Brokers described the session as generally quiet in terms of client activity, leading to the suggestion that a fair amount of the activity was driven by short-covering and programme trading involving selected stocks - just as it was in Hong Kong, where the Hang Seng Index regained 1.7 per cent after losing 3.3 per cent last week.
Property stocks were mainly firm, though this was probably more due to a broad-based firming of all sectors than any specific new development. Last week the government said there will be no changes to the present tax framework governing property profits but brokers dismissed this as probably having little or no effect on the affected stocks.
OCBC Investment Research for example, said: 'While we think that there may be some buyers who stayed sidelined in view of the uncertainty and may return to the market in the light of the announcement, we believe that there is just a small proportion of such buyers. As such, we think that this news is unlikely to lead to a sudden surge in buying of properties. We maintain our 'neutral' view on the property sector'.

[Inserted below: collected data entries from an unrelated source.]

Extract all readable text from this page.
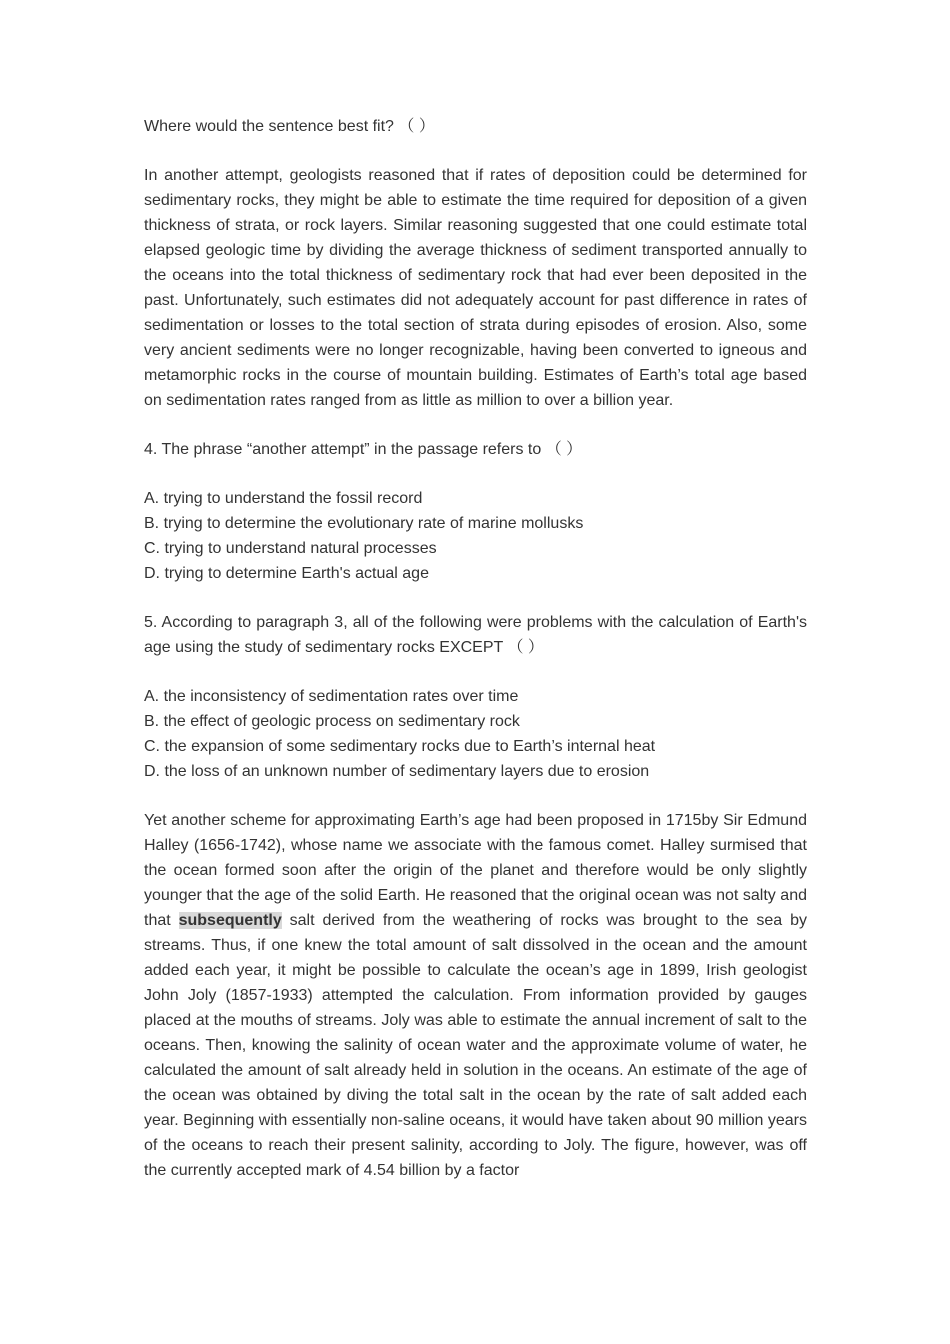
Where would the sentence best fit? （ ）

In another attempt, geologists reasoned that if rates of deposition could be determined for sedimentary rocks, they might be able to estimate the time required for deposition of a given thickness of strata, or rock layers. Similar reasoning suggested that one could estimate total elapsed geologic time by dividing the average thickness of sediment transported annually to the oceans into the total thickness of sedimentary rock that had ever been deposited in the past. Unfortunately, such estimates did not adequately account for past difference in rates of sedimentation or losses to the total section of strata during episodes of erosion. Also, some very ancient sediments were no longer recognizable, having been converted to igneous and metamorphic rocks in the course of mountain building. Estimates of Earth’s total age based on sedimentation rates ranged from as little as million to over a billion year.

4. The phrase “another attempt” in the passage refers to （ ）

A. trying to understand the fossil record

B. trying to determine the evolutionary rate of marine mollusks

C. trying to understand natural processes

D. trying to determine Earth's actual age

5. According to paragraph 3, all of the following were problems with the calculation of Earth's age using the study of sedimentary rocks EXCEPT （ ）

A. the inconsistency of sedimentation rates over time

B. the effect of geologic process on sedimentary rock

C. the expansion of some sedimentary rocks due to Earth’s internal heat

D. the loss of an unknown number of sedimentary layers due to erosion

Yet another scheme for approximating Earth’s age had been proposed in 1715by Sir Edmund Halley (1656-1742), whose name we associate with the famous comet. Halley surmised that the ocean formed soon after the origin of the planet and therefore would be only slightly younger that the age of the solid Earth. He reasoned that the original ocean was not salty and that subsequently salt derived from the weathering of rocks was brought to the sea by streams. Thus, if one knew the total amount of salt dissolved in the ocean and the amount added each year, it might be possible to calculate the ocean’s age in 1899, Irish geologist John Joly (1857-1933) attempted the calculation. From information provided by gauges placed at the mouths of streams. Joly was able to estimate the annual increment of salt to the oceans. Then, knowing the salinity of ocean water and the approximate volume of water, he calculated the amount of salt already held in solution in the oceans. An estimate of the age of the ocean was obtained by diving the total salt in the ocean by the rate of salt added each year. Beginning with essentially non-saline oceans, it would have taken about 90 million years of the oceans to reach their present salinity, according to Joly. The figure, however, was off the currently accepted mark of 4.54 billion by a factor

In its August Singapore Property report, Morgan Stanley said its base case thesis for developers is that previous premiums to NAVs (net asset values) and book value that were seen in 2006-7 are difficult to justify today. 'Back then, all the property sub-segments were in an upcycle due to excess demand over available supply. However, at present, the sole bright spot appears to be the residential segment and the S-developers are not pure residential plays,' said MS.
It also maintained its view that the office, retail, industrial and hospitality segments are likely to face oversupply until 2012.

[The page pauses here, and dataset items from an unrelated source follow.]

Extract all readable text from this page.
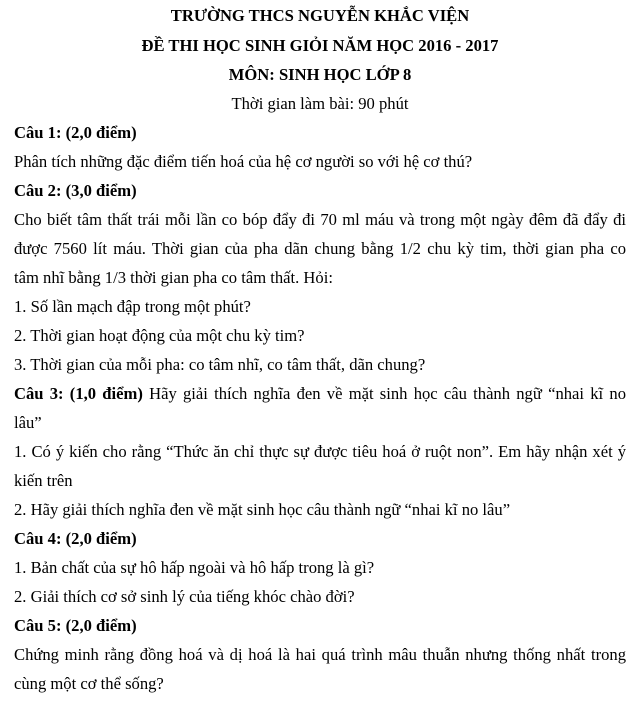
TRƯỜNG THCS NGUYỄN KHẮC VIỆN
ĐỀ THI HỌC SINH GIỎI NĂM HỌC 2016 - 2017
MÔN: SINH HỌC LỚP 8
Thời gian làm bài: 90 phút
Câu 1: (2,0 điểm)
Phân tích những đặc điểm tiến hoá của hệ cơ người so với hệ cơ thú?
Câu 2: (3,0 điểm)
Cho biết tâm thất trái mỗi lần co bóp đẩy đi 70 ml máu và trong một ngày đêm đã đẩy đi
được 7560 lít máu. Thời gian của pha dãn chung bằng 1/2 chu kỳ tim, thời gian pha co
tâm nhĩ bằng 1/3 thời gian pha co tâm thất. Hỏi:
1. Số lần mạch đập trong một phút?
2. Thời gian hoạt động của một chu kỳ tim?
3. Thời gian của mỗi pha: co tâm nhĩ, co tâm thất, dãn chung?
Câu 3: (1,0 điểm) Hãy giải thích nghĩa đen về mặt sinh học câu thành ngữ “nhai kĩ no
lâu”
1. Có ý kiến cho rằng “Thức ăn chỉ thực sự được tiêu hoá ở ruột non”. Em hãy nhận xét ý
kiến trên
2. Hãy giải thích nghĩa đen về mặt sinh học câu thành ngữ “nhai kĩ no lâu”
Câu 4: (2,0 điểm)
1. Bản chất của sự hô hấp ngoài và hô hấp trong là gì?
2. Giải thích cơ sở sinh lý của tiếng khóc chào đời?
Câu 5: (2,0 điểm)
Chứng minh rằng đồng hoá và dị hoá là hai quá trình mâu thuẫn nhưng thống nhất trong
cùng một cơ thể sống?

Banks were the main index movers, with all three rising sharply. Among them was DBS whose 26 cents rise to $12.92 added 5.3 points to the STI. Citi Investment Research yesterday issued a 'buy' on the stock with a revised target of $15.50.
Among other factors, Citi said it now projects profit growth for DBS of +25 per cent in FY10 and +22 per cent in FY11 based on 3-7 per cent loan growth and modest NIM (net interest margin) improvement to 210 basis points. 'Our 2009 estimated profit of $2 billion remains 12 per cent above Bloomberg consensus,' said Citi.
In the second line, China Hongxing Sports was among the handful of China stocks in play - the others being Jiutian and Yangzijiang - with a 1.5 cent rise to 20 cents on volume of 78 million.
In a 'hold' recommendation dated Aug 23, Deutsche Bank said the company was off to a weak start for its first quarter for FY2010 because of a 26 per cent drop in its August 2009 order book.
'The company continues to lag behind its peers in terms of operating performance and profitability. This could be attributed to the higher inventory levels at its distributors, slower store expansion and product discounts/rebates provided to distributors . . . we expect short-term weakness in the share price due to the disappointing August 2009 order book,' said Deutsche.
Turnover on the market was 2.87 billion units worth just under $2 billion.